Via zap-zap

Agência Senado

Via WhatsApp, o senador Gladson Cameli divulgou um áudio no qual afirma que já estariam liberadas as exportações de carne suína e bovina para o Peru. E vai além: a confirmação lhe fora feita por meio de uma ligação do correligionário e ministro da Agricultura e Pecuária, Blairo Maggi, versando sobre o desembaraço aduaneiro.

Errando feio

Ocorre, porém, que tal informação não procede. A exportação de carnes suínas e bovinas do Acre para o Peru somente estará liberada a partir de 20 de novembro, conforme protocolo assinado, em setembro deste ano, pelo próprio ministro Blairo Maggi e pelo ministro da Agricultura do Peru, Miguel Barandiarán.

Melou

Assim que o áudio feito por Gladson chegou ao conhecimento do procurador do Estado em Brasília, Armando Melo, ele procurou se informar sobre a veracidade do que o senador do PP havia dito. Confrontando o que este último afirmara com os termos do ato de cooperação entre o Brasil/Acre e a Federação Peruana, Melou comprovou o equívoco.

Com o chapéu alheio

Mais um vez ficou comprovado, portanto, que Gladson tenta obter ganhos políticos com uma iniciativa alheia – só que desta vez repassando informação errada. Há mais de três anos o governo do Estado vem negociando com o Peru a supressão das barreiras sanitárias e aduaneiras com o objetivo de comercializar proteína animal produzida aqui.

Batalha do governo

O procurador Armando Melo sustentou que “a batalha é do governo do Estado do Acre”, e que ligou para o chefe de gabinete do ministro Blairo Maggi, Coaraci Nogueira, a fim de verificar se tinha havido alguma mudança no calendário de exportações. Como resposta lhe foi informado que a data permanece a mesma, ou seja, dia 30 de novembro.

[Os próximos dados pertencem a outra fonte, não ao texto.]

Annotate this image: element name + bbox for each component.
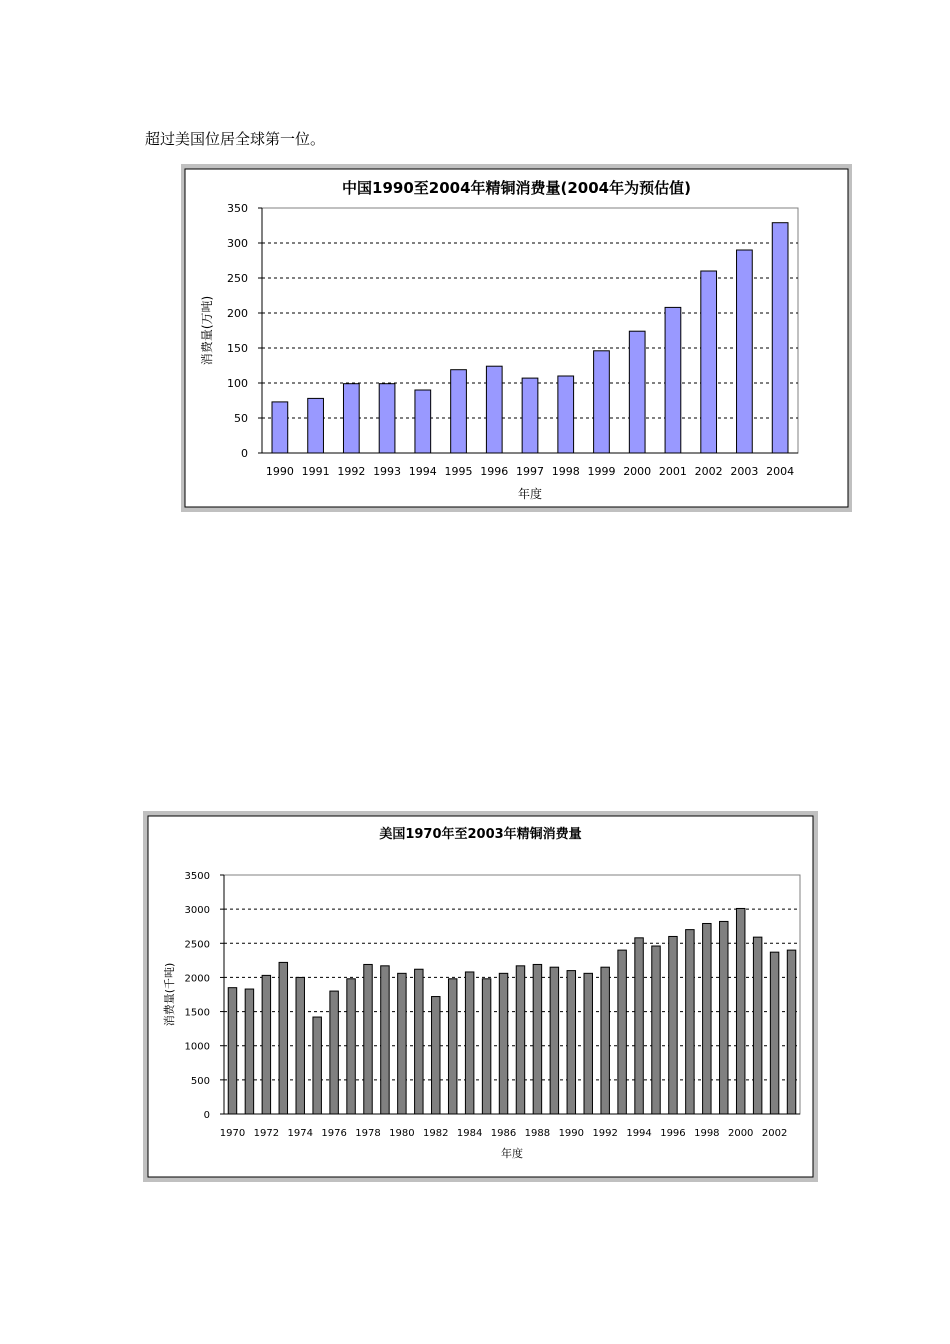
x-tick-label: 1984 — [456, 1128, 483, 1139]
y-tick-label: 0 — [241, 447, 248, 460]
bar-1974 — [296, 977, 304, 1114]
bar-1994 — [635, 938, 643, 1114]
us-copper-chart-svg — [143, 811, 818, 1182]
bar-1979 — [381, 966, 389, 1114]
x-tick-label: 1978 — [355, 1128, 381, 1139]
y-tick-label: 1500 — [184, 1007, 210, 1019]
x-tick-label: 1980 — [389, 1128, 415, 1139]
x-tick-label: 1999 — [587, 465, 616, 478]
bar-1990 — [272, 402, 288, 453]
bar-1985 — [482, 979, 490, 1114]
bar-1990 — [567, 971, 575, 1114]
y-tick-label: 0 — [203, 1110, 210, 1121]
x-tick-label: 1974 — [287, 1128, 313, 1139]
y-tick-label: 3000 — [184, 905, 210, 917]
china-copper-chart-svg — [181, 164, 852, 512]
chart-title: 中国1990至2004年精铜消费量(2004年为预估值) — [342, 179, 691, 197]
bar-1997 — [686, 930, 694, 1114]
us-copper-chart — [143, 811, 818, 1182]
x-tick-label: 2002 — [761, 1128, 788, 1139]
x-tick-label: 1996 — [660, 1128, 686, 1139]
bar-1973 — [279, 962, 287, 1114]
y-tick-label: 200 — [227, 307, 248, 320]
bar-1970 — [228, 988, 236, 1114]
bar-1995 — [451, 370, 467, 453]
x-axis-label: 年度 — [501, 1147, 523, 1160]
x-tick-label: 1990 — [558, 1128, 585, 1139]
y-tick-label: 1000 — [184, 1041, 210, 1053]
y-tick-label: 2000 — [184, 973, 210, 985]
x-tick-label: 1993 — [373, 465, 402, 478]
bar-1992 — [601, 967, 609, 1114]
x-tick-label: 1994 — [408, 465, 437, 478]
y-tick-label: 100 — [227, 377, 248, 390]
bar-2003 — [737, 250, 753, 453]
bar-1971 — [245, 989, 253, 1114]
y-tick-label: 300 — [227, 237, 248, 250]
bar-1996 — [486, 366, 502, 453]
y-tick-label: 350 — [227, 202, 248, 215]
bar-1994 — [415, 390, 431, 453]
bar-1975 — [313, 1017, 321, 1114]
x-tick-label: 2001 — [658, 465, 687, 478]
chart-title: 美国1970年至2003年精铜消费量 — [379, 827, 582, 842]
x-tick-label: 1970 — [219, 1128, 246, 1139]
y-tick-label: 500 — [190, 1075, 210, 1087]
bar-1987 — [516, 966, 524, 1114]
bar-1980 — [398, 973, 406, 1114]
bar-1984 — [465, 972, 473, 1114]
bar-2000 — [736, 908, 744, 1114]
bar-1972 — [262, 975, 270, 1114]
china-copper-chart — [181, 164, 852, 512]
x-tick-label: 1976 — [321, 1128, 347, 1139]
bar-2001 — [665, 307, 681, 453]
bar-1976 — [330, 991, 338, 1114]
x-tick-label: 2000 — [623, 465, 652, 478]
x-tick-label: 1988 — [524, 1128, 551, 1139]
bar-1983 — [448, 979, 456, 1114]
y-tick-label: 3500 — [184, 871, 210, 882]
bar-1999 — [720, 921, 728, 1114]
bar-1993 — [379, 384, 395, 453]
plot-area — [224, 875, 800, 1114]
bar-1991 — [308, 398, 324, 453]
x-tick-label: 1992 — [592, 1128, 618, 1139]
bar-1993 — [618, 950, 626, 1114]
x-tick-label: 1992 — [337, 465, 366, 478]
bar-1991 — [584, 973, 592, 1114]
bar-2001 — [753, 937, 761, 1114]
bar-1998 — [558, 376, 574, 453]
bar-1995 — [652, 946, 660, 1114]
x-axis-label: 年度 — [517, 487, 543, 501]
x-tick-label: 1991 — [301, 465, 330, 478]
x-tick-label: 1990 — [265, 465, 294, 478]
y-tick-label: 2500 — [184, 939, 210, 951]
x-tick-label: 1997 — [516, 465, 544, 478]
bar-1998 — [703, 923, 711, 1114]
x-tick-label: 1995 — [444, 465, 473, 478]
y-axis-label: 消费量(万吨) — [200, 295, 214, 366]
x-tick-label: 1998 — [694, 1128, 720, 1139]
bar-1992 — [343, 384, 359, 453]
bar-1986 — [499, 973, 507, 1114]
bar-1981 — [415, 969, 423, 1114]
bar-1978 — [364, 964, 372, 1114]
x-tick-label: 1982 — [423, 1128, 449, 1139]
bar-2000 — [629, 331, 645, 453]
bar-2002 — [770, 952, 778, 1114]
y-tick-label: 250 — [227, 272, 248, 285]
x-tick-label: 1998 — [551, 465, 580, 478]
bar-1996 — [669, 936, 677, 1114]
x-tick-label: 1994 — [626, 1128, 652, 1139]
x-tick-label: 2002 — [694, 465, 723, 478]
bar-2002 — [701, 271, 717, 453]
bar-1997 — [522, 378, 538, 453]
bar-1977 — [347, 979, 355, 1114]
y-axis-label: 消费量(千吨) — [163, 962, 176, 1027]
y-tick-label: 150 — [227, 342, 248, 355]
x-tick-label: 2000 — [727, 1128, 754, 1139]
x-tick-label: 1986 — [490, 1128, 517, 1139]
bar-2003 — [787, 950, 795, 1114]
bar-1999 — [594, 351, 610, 453]
bar-1988 — [533, 964, 541, 1114]
x-tick-label: 1972 — [253, 1128, 280, 1139]
bar-1982 — [432, 997, 440, 1114]
y-tick-label: 50 — [234, 412, 248, 425]
body-paragraph: 超过美国位居全球第一位。 — [145, 130, 326, 148]
x-tick-label: 1996 — [480, 465, 509, 478]
bar-2004 — [772, 223, 788, 453]
x-tick-label: 2004 — [766, 465, 795, 478]
x-tick-label: 2003 — [730, 465, 759, 478]
bar-1989 — [550, 967, 558, 1114]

Elementar, meu caro Watson!

E por que o senador Gladson Cameli, afinal de contas, precisa agir como se fosse pai das crianças alheias? Qualquer pessoa com o mínimo de bom senso é capaz de chegar a três conclusões sobre essa questão. Vamos a elas.

No quintal do vizinho

O primeiro ponto é o seguinte: ao “apropriar-se” da BR-364, prometendo à população dos municípios que dela dependem que não faltariam recursos para a sua manutenção, o senador pepista deu com os burros n’água. Como exerceu dois mandatos improdutivos na Câmara dos Deputados, e sua atuação no Senado segue pelo mesmo caminho, é preciso mostrar serviço às vésperas das eleições estaduais, nas quais pretende concorrer ao governo. E quem, a despeito de não plantar, precisa colher, acaba por fazê-lo no quintal do vizinho, não é mesmo?

Nas ruas outra vez

O juiz responsável pela Comarca de Brasileia, Clóvis Lodi, mandou soltar o vereador Joelson Pontes (PP), preso durante a quarta fase da Operação Labor, da Polícia Federal. Joelson é acusado de envolvimento com um esquema que desviou milhões de reais dos cofres públicos do município.

Imposições

O parlamentar pepista terá que se apresentar à Justiça a cada 30 dias para informar em quais atividades tem se envolvido. Além disso, está proibido de frequentar bares e casas noturnas, sendo obrigado a estar em casa após as 19 horas – exceto em caso de trabalho ou de participação em congregação religiosa. Joelson Pontes também não pode sair de Brasileia por mais de 15 dias sem autorização judicial.

Sem salário

O parlamentar foi afastado do cargo que exercia na Câmara Municipal e teve suspenso o salário de vereador. Segundo o site O Alto Acre, Joelson pagou R$ 15 mil de fiança.

Boa vontade

Agência Aleac

O deputado estadual Raimundinho da Saúde diz estar satisfeito em ver que o governador Tião Viana (PT) mostra boa vontade em relação à tentativa de salvar o emprego de 1,8 mil servidores do Pró-Saúde, ameaçados de demissão por determinação da Justiça do Trabalho.

Gratidão

Raimundinho também ressalta o apoio da mesa diretora da Aleac na tentativa de resguardar os salários de mães e pais de família que vivem o drama da ameaça do desemprego.

Lá deu certo!

O parlamentar contou, na última terça-feira (10), que esteve no Amapá, onde o governo conseguiu, através da criação de uma empresa, reverter semelhante situação vivida pelos servidores públicos daquele Estado. E se mostrou animado com a perspectiva de que a solução seja adotada pelo governador Tião Viana.

Dura lex, sed lex

Deputado Jenilson Leite (PCdoB) disse ontem (11) que a diminuição da criminalidade depende de uma reforma nas leis penais, capaz de “endurecer” as punições aos infratores. Segundo ele, enquanto o Congresso Nacional não tomar essa decisão a violência continuará ganhando força em todo o país.